Timmie and Dr. Merrinoe return to the laboratory to shut down the supercomputer, but it stops them. Robby then shows up and turns against the supercomputer, destroying its power source. Dr. Merrinoe is about to spank Timmie as punishment for ignoring him. He is stopped by Robby, whose protective programming has been restored. The film ends with a shot of the Merrinoes enjoying a peaceful evening with Robby.

==Cast==
- Richard Eyer as Timmie Merrinoe
- Philip Abbott as Dr. Tom Merrinoe
- Diane Brewster as Mary Merrinoe
- Harold J. Stone as Gen. Swayne
- Robert H. Harris as Prof. Frank Allerton
- Dennis McCarthy as Col. Macklin
- Alexander Lockwood as Arthur Kelvaney
- John O'Malley as Prof. Baine
- Robby the Robot as Robby
- Gage Clarke as Dr. Bannerman
- Than Wyenn as Prof. Zeller
- Jefferson Searles as Prof. Foster (as Jefferson Dudley Searles)
- Alfred Linder as Martin / Computer
- Ralph Votrian as 1st Gate Sergeant
- Michael Miller as 2nd Gate Sergeant
- Marvin Miller as Robby the Robot (voice) (uncredited)
- Frankie Darro as Robby the Robot (operator)

==Production==
Nicholas Nayfack was a line producer for Metro-Goldwyn-Mayer when he was assigned to Forbidden Planet. Frustrated at working on contract and not sharing profits, he decided to establish Pan Productions, which he named after his wife. He got the idea for his first independent project after reading Edmund Cooper's "The Story of Timothy — The World's Worst Problem Child", which was published in The Saturday Evening Post on June 23, 1956.

MGM agreed to distribute the film. Nayfack's contract included access to material from Forbidden Planet.
He brought back Forbidden Planet's screenwriter Cyril Hume to adapt the story. Hume was instructed to work Robby the Robot into the narrative.

MGM also offered production facilities and staff, but Nayfack was determined to produce the film independently on a modest budget. The most impressive set was the supercomputer designed by Merril Pye. It was assembled at Samuel Goldwyn Studio with equipment and staff from Remington Rand and Radiophone.

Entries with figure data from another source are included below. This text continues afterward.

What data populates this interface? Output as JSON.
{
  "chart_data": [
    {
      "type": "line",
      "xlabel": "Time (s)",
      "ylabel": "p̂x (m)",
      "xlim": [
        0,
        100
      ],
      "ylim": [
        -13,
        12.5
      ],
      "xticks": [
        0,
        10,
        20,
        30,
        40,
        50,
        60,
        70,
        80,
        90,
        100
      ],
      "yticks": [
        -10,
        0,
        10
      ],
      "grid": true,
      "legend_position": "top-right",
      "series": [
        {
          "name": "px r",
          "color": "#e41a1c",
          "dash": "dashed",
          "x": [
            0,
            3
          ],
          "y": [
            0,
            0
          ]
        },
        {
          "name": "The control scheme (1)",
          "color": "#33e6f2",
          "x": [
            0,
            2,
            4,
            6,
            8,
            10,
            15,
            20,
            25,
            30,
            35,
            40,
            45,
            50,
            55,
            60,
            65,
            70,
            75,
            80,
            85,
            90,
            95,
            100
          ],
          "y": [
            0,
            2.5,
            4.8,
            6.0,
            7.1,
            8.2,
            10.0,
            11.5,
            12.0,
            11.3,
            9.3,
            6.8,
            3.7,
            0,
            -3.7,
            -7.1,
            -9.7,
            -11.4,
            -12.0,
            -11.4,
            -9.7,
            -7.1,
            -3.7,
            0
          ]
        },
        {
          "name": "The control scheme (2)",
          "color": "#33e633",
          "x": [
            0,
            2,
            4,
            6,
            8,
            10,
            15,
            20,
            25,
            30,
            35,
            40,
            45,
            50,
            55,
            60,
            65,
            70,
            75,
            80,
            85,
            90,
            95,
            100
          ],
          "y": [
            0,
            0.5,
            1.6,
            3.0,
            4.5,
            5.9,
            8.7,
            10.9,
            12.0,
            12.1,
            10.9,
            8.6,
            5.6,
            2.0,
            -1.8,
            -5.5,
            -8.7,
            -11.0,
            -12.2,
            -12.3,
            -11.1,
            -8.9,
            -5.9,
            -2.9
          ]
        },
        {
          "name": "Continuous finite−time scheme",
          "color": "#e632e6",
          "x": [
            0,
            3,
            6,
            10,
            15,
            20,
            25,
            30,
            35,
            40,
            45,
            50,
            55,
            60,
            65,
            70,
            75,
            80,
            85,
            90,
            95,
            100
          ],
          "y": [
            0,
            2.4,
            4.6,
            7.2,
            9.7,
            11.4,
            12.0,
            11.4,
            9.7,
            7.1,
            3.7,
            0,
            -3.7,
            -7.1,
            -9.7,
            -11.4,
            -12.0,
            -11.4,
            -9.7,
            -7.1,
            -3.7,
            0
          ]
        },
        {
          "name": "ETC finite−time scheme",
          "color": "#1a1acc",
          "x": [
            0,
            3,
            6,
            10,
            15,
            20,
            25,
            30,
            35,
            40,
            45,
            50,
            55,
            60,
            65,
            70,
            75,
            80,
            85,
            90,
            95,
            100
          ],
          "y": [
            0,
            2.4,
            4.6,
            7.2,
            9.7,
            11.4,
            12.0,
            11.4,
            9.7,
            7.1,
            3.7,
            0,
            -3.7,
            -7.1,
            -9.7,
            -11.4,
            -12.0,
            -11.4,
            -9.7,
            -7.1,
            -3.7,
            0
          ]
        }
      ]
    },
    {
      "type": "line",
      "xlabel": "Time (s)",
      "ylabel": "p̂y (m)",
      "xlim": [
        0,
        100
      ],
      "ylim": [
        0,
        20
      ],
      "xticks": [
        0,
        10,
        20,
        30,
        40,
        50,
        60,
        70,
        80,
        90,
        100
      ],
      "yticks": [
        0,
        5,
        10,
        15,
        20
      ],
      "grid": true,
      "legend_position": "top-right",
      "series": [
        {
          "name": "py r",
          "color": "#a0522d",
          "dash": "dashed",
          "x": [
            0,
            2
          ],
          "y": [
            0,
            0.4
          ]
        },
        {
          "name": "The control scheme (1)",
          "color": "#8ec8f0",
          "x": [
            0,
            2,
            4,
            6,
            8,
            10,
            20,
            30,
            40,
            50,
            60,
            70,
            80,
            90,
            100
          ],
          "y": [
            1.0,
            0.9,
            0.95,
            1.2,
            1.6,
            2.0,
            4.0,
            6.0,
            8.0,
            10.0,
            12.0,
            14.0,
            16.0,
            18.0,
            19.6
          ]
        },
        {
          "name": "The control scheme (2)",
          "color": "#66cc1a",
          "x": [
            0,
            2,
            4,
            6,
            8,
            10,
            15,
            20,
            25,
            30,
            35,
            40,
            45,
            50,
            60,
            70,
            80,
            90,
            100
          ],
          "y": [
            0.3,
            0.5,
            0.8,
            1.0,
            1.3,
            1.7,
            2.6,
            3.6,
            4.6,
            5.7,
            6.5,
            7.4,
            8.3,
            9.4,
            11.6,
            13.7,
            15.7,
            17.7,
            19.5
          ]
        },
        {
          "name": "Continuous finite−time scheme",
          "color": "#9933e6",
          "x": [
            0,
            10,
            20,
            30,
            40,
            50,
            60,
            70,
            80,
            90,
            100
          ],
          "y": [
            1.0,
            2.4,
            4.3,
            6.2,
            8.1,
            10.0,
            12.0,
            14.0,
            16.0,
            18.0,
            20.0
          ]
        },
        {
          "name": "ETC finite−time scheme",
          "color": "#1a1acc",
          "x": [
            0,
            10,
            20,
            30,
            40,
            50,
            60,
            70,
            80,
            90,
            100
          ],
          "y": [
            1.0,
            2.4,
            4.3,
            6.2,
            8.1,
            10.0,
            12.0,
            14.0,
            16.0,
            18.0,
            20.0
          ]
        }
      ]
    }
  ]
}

Richard Eyer recalled two versions of Robby the Robot. One could be plugged directly into a power source, and the other ran on a battery. Whenever Robby toppled over and the actor inside was injured, Eyer would be hurried out of earshot to shield him from the ensuing adult language.
Director Herman Hoffman remembered Frankie Darro being too drunk one day to stay upright in the suit. When he fell and damaged the expensive costume, Nayfack was particularly inconsolable while shooting was delayed in order to repair it.

==Reception==
MGM released The Invisible Boy in the fall of 1957 without much promotion. It was considered unprofitable. According to the Eddie Mannix Ledger, the movie earned $390,000 in the United States and Canada and $450,000 overseas, for a total of $840,000. With a budget of $384,000, this resulted in a profit of $456,000.

Variety called it "the type of scifi excitement that will appeal to moppet audiences especially" and praised Nayfack for bringing back Robby the Robot from Forbidden Planet.

The Invisible Boy is sometimes described as a spin-off from Forbidden Planet, rather than a sequel. The movie poster prominently features Robby clutching young Timmie, presenting the automaton as the film's villain.
One of Robby's original designers, Irving Block, later objected to the change, "They corrupted poor Robby and made him into a heavy. He was always designed as a good robot, not as a destructive machine." During the 1950s, Robby was the most famous emblem of Isaac Asimov's Three Laws of Robotics. By the end of The Invisible Boy, his obedience to the evil computer is outmatched by his original programming to not harm humans. Robby's film career was over, but he appeared frequently in TV shows like The Twilight Zone and Lost in Space.

==Home media==
The entire feature film appears as an extra on the Forbidden Planet 50th Anniversary DVD released in 2006 and on the Blu-ray disc released in 2010. Even on Blu-ray, the film is in standard definition.